Loss of MCT1, MCT3, and MCT4 expression in the retinal pigment epithelium and neural retina of the 5A11/basigin-null mouse.

Abstract

The neural retina expresses multiple monocarboxylate transporters (MCTs) that are likely to play a key role in the metabolism of the outer retina. Recently, it was reported that targeting of MCT1 and -4 to the plasma membrane requires association with 5A11/basigin (CD147). In the present study, the hypothesis that reduced amplitudes in the electroretinograms in the 5A11/basigin null mouse (Bsg(-/-)) may be linked to altered expression of MCTs was studied. The expression and subcellular distribution of MCTs in Bsg(-/-) mice was analyzed by immunofluorescence microscopy with isoform-specific antibodies. Protein expression was analyzed by Western blot analysis, and mRNA expression was examined with RT-PCR. Immunofluorescence labeling of tissue sections from the Bsg(-/-) mice revealed a dramatic reduction in labeling with MCT antibodies.
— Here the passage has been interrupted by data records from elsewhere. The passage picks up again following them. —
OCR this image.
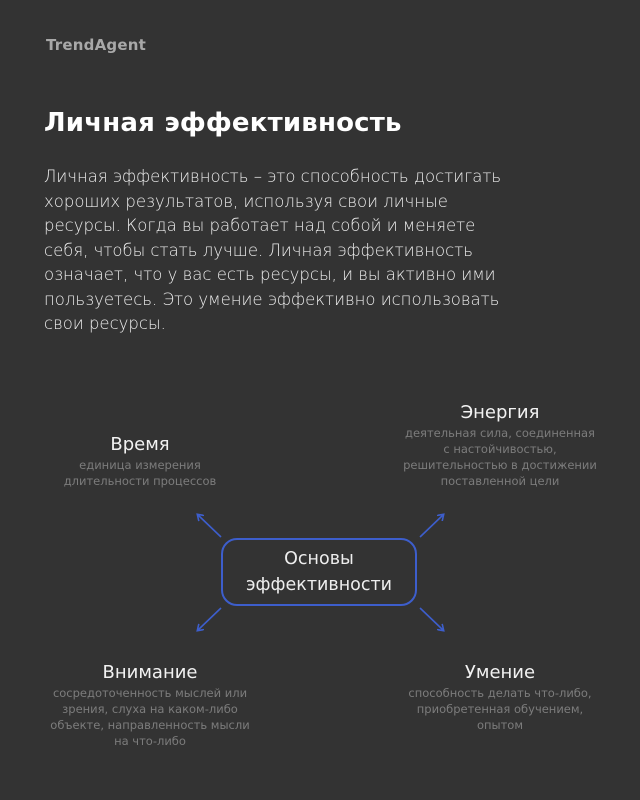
TrendAgent
Личная эффективность
Личная эффективность – это способность достигать
хороших результатов, используя свои личные
ресурсы. Когда вы работает над собой и меняете
себя, чтобы стать лучше. Личная эффективность
означает, что у вас есть ресурсы, и вы активно ими
пользуетесь. Это умение эффективно использовать
свои ресурсы.
Время
единица измерения
длительности процессов
Энергия
деятельная сила, соединенная
с настойчивостью,
решительностью в достижении
поставленной цели
Внимание
сосредоточенность мыслей или
зрения, слуха на каком-либо
объекте, направленность мысли
на что-либо
Умение
способность делать что-либо,
приобретенная обучением,
опытом
Основы
эффективности
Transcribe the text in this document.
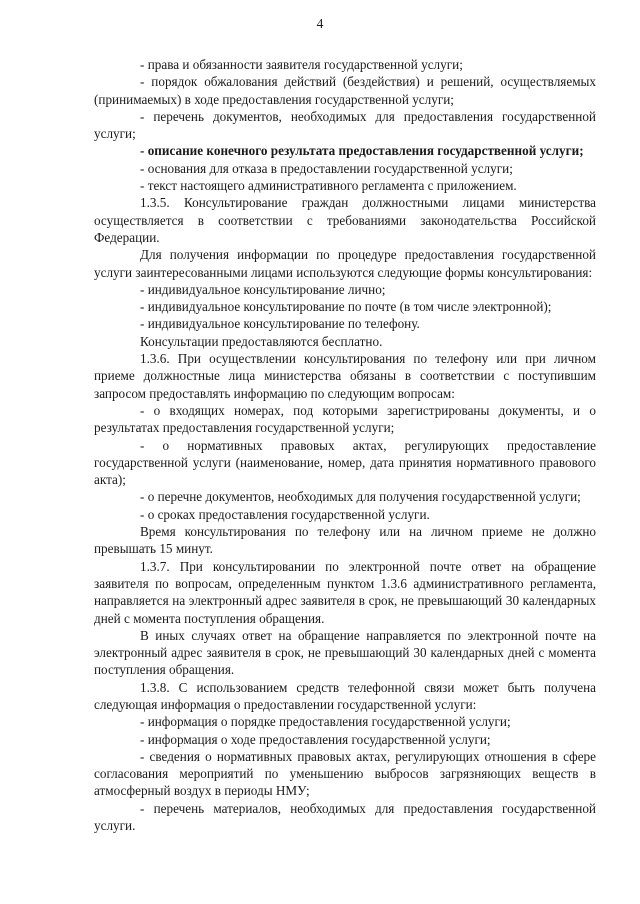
4

- права и обязанности заявителя государственной услуги;

- порядок обжалования действий (бездействия) и решений, осуществляемых (принимаемых) в ходе предоставления государственной услуги;

- перечень документов, необходимых для предоставления государственной услуги;

- описание конечного результата предоставления государственной услуги;

- основания для отказа в предоставлении государственной услуги;

- текст настоящего административного регламента с приложением.

1.3.5. Консультирование граждан должностными лицами министерства осуществляется в соответствии с требованиями законодательства Российской Федерации.

Для получения информации по процедуре предоставления государственной услуги заинтересованными лицами используются следующие формы консультирования:

- индивидуальное консультирование лично;

- индивидуальное консультирование по почте (в том числе электронной);

- индивидуальное консультирование по телефону.

Консультации предоставляются бесплатно.

1.3.6. При осуществлении консультирования по телефону или при личном приеме должностные лица министерства обязаны в соответствии с поступившим запросом предоставлять информацию по следующим вопросам:

- о входящих номерах, под которыми зарегистрированы документы, и о результатах предоставления государственной услуги;

- о нормативных правовых актах, регулирующих предоставление государственной услуги (наименование, номер, дата принятия нормативного правового акта);

- о перечне документов, необходимых для получения государственной услуги;

- о сроках предоставления государственной услуги.

Время консультирования по телефону или на личном приеме не должно превышать 15 минут.

1.3.7. При консультировании по электронной почте ответ на обращение заявителя по вопросам, определенным пунктом 1.3.6 административного регламента, направляется на электронный адрес заявителя в срок, не превышающий 30 календарных дней с момента поступления обращения.

В иных случаях ответ на обращение направляется по электронной почте на электронный адрес заявителя в срок, не превышающий 30 календарных дней с момента поступления обращения.

1.3.8. С использованием средств телефонной связи может быть получена следующая информация о предоставлении государственной услуги:

- информация о порядке предоставления государственной услуги;

- информация о ходе предоставления государственной услуги;

- сведения о нормативных правовых актах, регулирующих отношения в сфере согласования мероприятий по уменьшению выбросов загрязняющих веществ в атмосферный воздух в периоды НМУ;

- перечень материалов, необходимых для предоставления государственной услуги.
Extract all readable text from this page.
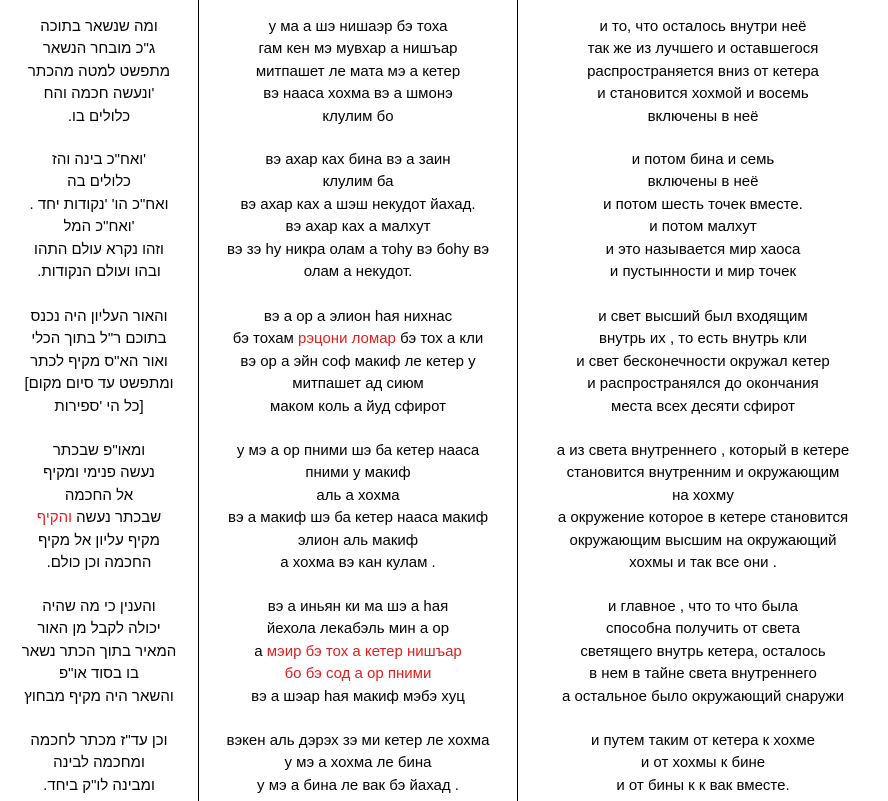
ומה שנשאר בתוכה
ג"כ מובחר הנשאר
מתפשט למטה מהכתר
'ונעשה חכמה והח
כלולים בו.
'ואח"כ בינה והז
כלולים בה
ואח"כ הו' 'נקודות יחד .
'ואח"כ המל
וזהו נקרא עולם התהו
ובהו ועולם הנקודות.
והאור העליון היה נכנס
בתוכם ר"ל בתוך הכלי
ואור הא"ס מקיף לכתר
ומתפשט עד סיום מקום]
[כל הי 'ספירות
ומאו"פ שבכתר
נעשה פנימי ומקיף
אל החכמה
שבכתר נעשה והקיף
מקיף עליון אל מקיף
החכמה וכן כולם.
והענין כי מה שהיה
יכולה לקבל מן האור
המאיר בתוך הכתר נשאר
בו בסוד או"פ
והשאר היה מקיף מבחוץ
וכן עד"ז מכתר לחכמה
ומחכמה לבינה
ומבינה לו"ק ביחד.
у ма а шэ нишаэр бэ тоха
гам кен мэ мувхар а нишъар
митпашет ле мата мэ а кетер
вэ нааса хохма вэ а шмонэ
клулим бо
вэ ахар ках бина вэ а заин
клулим ба
вэ ахар ках а шэш некудот йахад.
вэ ахар ках а малхут
вэ зэ hу никра олам а тоhу вэ боhу вэ
олам а некудот.
вэ а ор а элион hая нихнас
бэ тохам рэцони ломар бэ тох а кли
вэ ор а эйн соф макиф ле кетер у
митпашет ад сиюм
маком коль а йуд сфирот
у мэ а ор пними шэ ба кетер нааса
пними у макиф
аль а хохма
вэ а макиф шэ ба кетер нааса макиф
элион аль макиф
а хохма вэ кан кулам .
вэ а иньян ки ма шэ а hая
йехола лекабэль мин а ор
а мэир бэ тох а кетер нишъар
бо бэ сод а ор пними
вэ а шэар hая макиф мэбэ хуц
вэкен аль дэрэх зэ ми кетер ле хохма
у мэ а хохма ле бина
у мэ а бина ле вак бэ йахад .
и то, что осталось внутри неё
так же из лучшего и оставшегося
распространяется вниз от кетера
и становится хохмой и восемь
включены в неё
и потом бина и семь
включены в неё
и потом шесть точек вместе.
и потом малхут
и это называется мир хаоса
и пустынности и мир точек
и свет высший был входящим
внутрь их , то есть внутрь кли
и свет бесконечности окружал кетер
и распространялся до окончания
места всех десяти сфирот
а из света внутреннего , который в кетере
становится внутренним и окружающим
на хохму
а окружение которое в кетере становится
окружающим высшим на окружающий
хохмы и так все они .
и главное , что то что была
способна получить от света
светящего внутрь кетера, осталось
в нем в тайне света внутреннего
а остальное было окружающий снаружи
и путем таким от кетера к хохме
и от хохмы к бине
и от бины к к вак вместе.
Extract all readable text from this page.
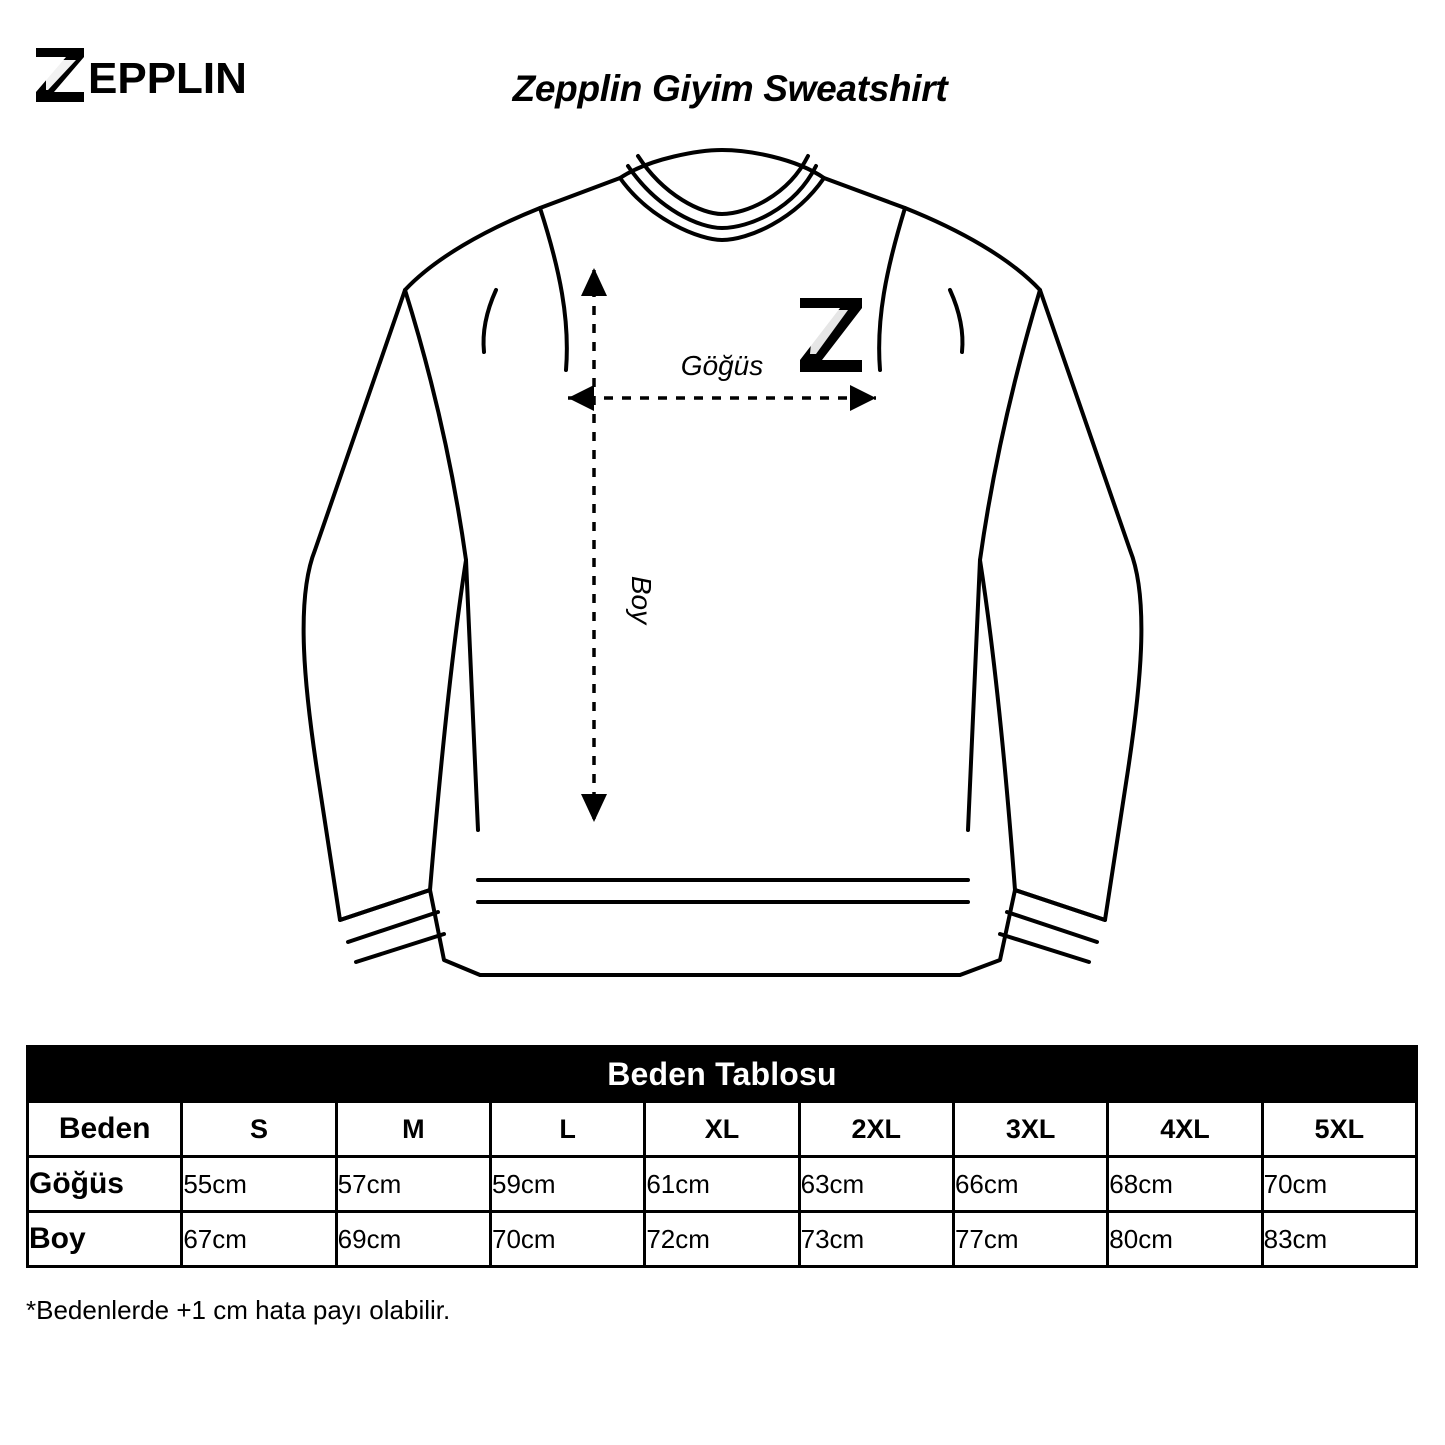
EPPLIN	Zepplin Giyim Sweatshirt
Göğüs
Boy
Beden Tablosu								
Beden	S	M	L	XL	2XL	3XL	4XL	5XL
Göğüs	55cm	57cm	59cm	61cm	63cm	66cm	68cm	70cm
Boy	67cm	69cm	70cm	72cm	73cm	77cm	80cm	83cm
*Bedenlerde +1 cm hata payı olabilir.
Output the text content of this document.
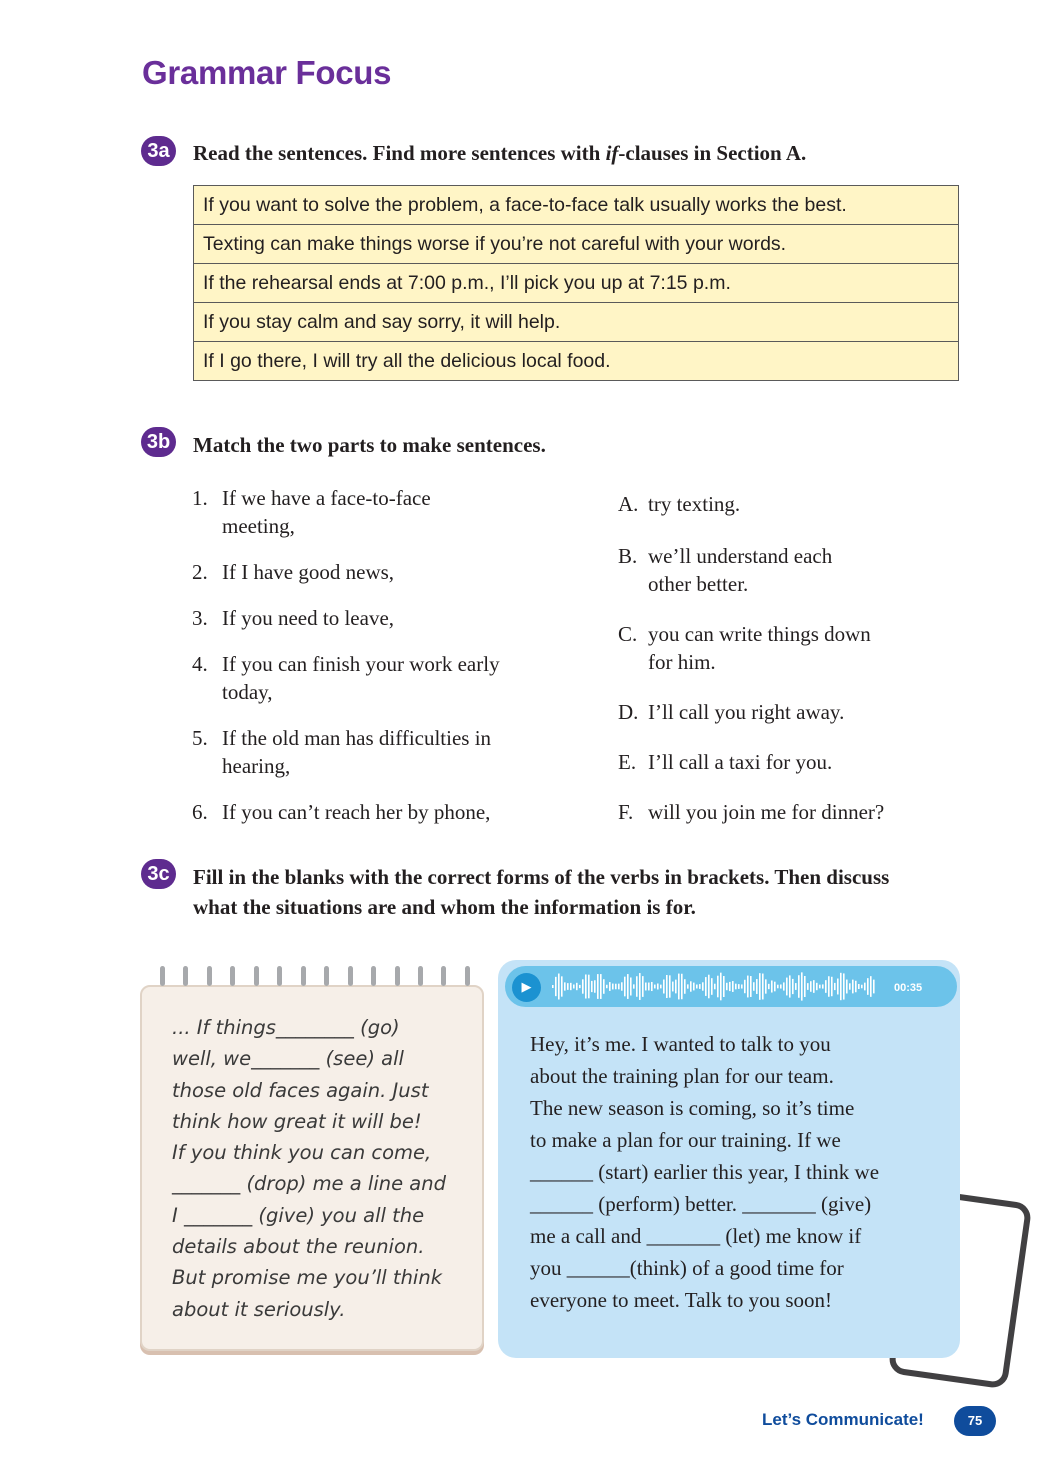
Grammar Focus
3a	Read the sentences. Find more sentences with if-clauses in Section A.
If you want to solve the problem, a face-to-face talk usually works the best.
Texting can make things worse if you’re not careful with your words.
If the rehearsal ends at 7:00 p.m., I’ll pick you up at 7:15 p.m.
If you stay calm and say sorry, it will help.
If I go there, I will try all the delicious local food.
3b Match the two parts to make sentences.
1. If we have a face-to-face
meeting,
2. If I have good news,
3. If you need to leave,
4. If you can finish your work early
today,
5. If the old man has difficulties in
hearing,
6. If you can’t reach her by phone,
A. try texting.
B. we’ll understand each
other better.
C. you can write things down
for him.
D. I’ll call you right away.
E. I’ll call a taxi for you.
F. will you join me for dinner?
3c	Fill in the blanks with the correct forms of the verbs in brackets. Then discuss
what the situations are and whom the information is for.
... If things________ (go)
well, we_______ (see) all
those old faces again. Just
think how great it will be!
If you think you can come,
_______ (drop) me a line and
I _______ (give) you all the
details about the reunion.
But promise me you’ll think
about it seriously.
▶	00:35
Hey, it’s me. I wanted to talk to you
about the training plan for our team.
The new season is coming, so it’s time
to make a plan for our training. If we
______ (start) earlier this year, I think we
______ (perform) better. _______ (give)
me a call and _______ (let) me know if
you ______(think) of a good time for
everyone to meet. Talk to you soon!
Let’s Communicate!	75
There was a loss of MCT1 labeling in the apical membrane of the RPE and in the neural retina. MCT3, which is expressed in the basolateral membrane of the RPE wild-type mouse, was expressed at very low levels in both the apical and basolateral membranes of the Bsg(-/-) mouse. There was no change in expression or distribution of the glucose transporter (GLUT)-1 in the RPE and retina of the Bsg(-/-) mouse. Western blot analysis of detergent-soluble lysates prepared from wild-type and Bsg(-/-) eyes confirmed that the levels of MCT1, MCT3, and MCT4 protein were severely reduced in Bsg(-/-) mice. RT-PCR analyses of mRNA levels from wild-type and Bsg(-/-) mice demonstrated that the MCT1 transcript was expressed at normal levels in Bsg(-/-) mice. In Bsg(-/-) mice, there is a severe reduction in accumulation of the MCT1 and -3 proteins in the RPE and a concomitant reduction in MCT1 and -4 in the neural retina supporting a role for 5A11/basigin in the targeting of these transporters to the plasma membrane. Decreased expression of MCT1 and -4 on the surfaces of Müller and photoreceptor cells may compromise energy metabolism in the outer retina, leading to abnormal photoreceptor cell function and degeneration.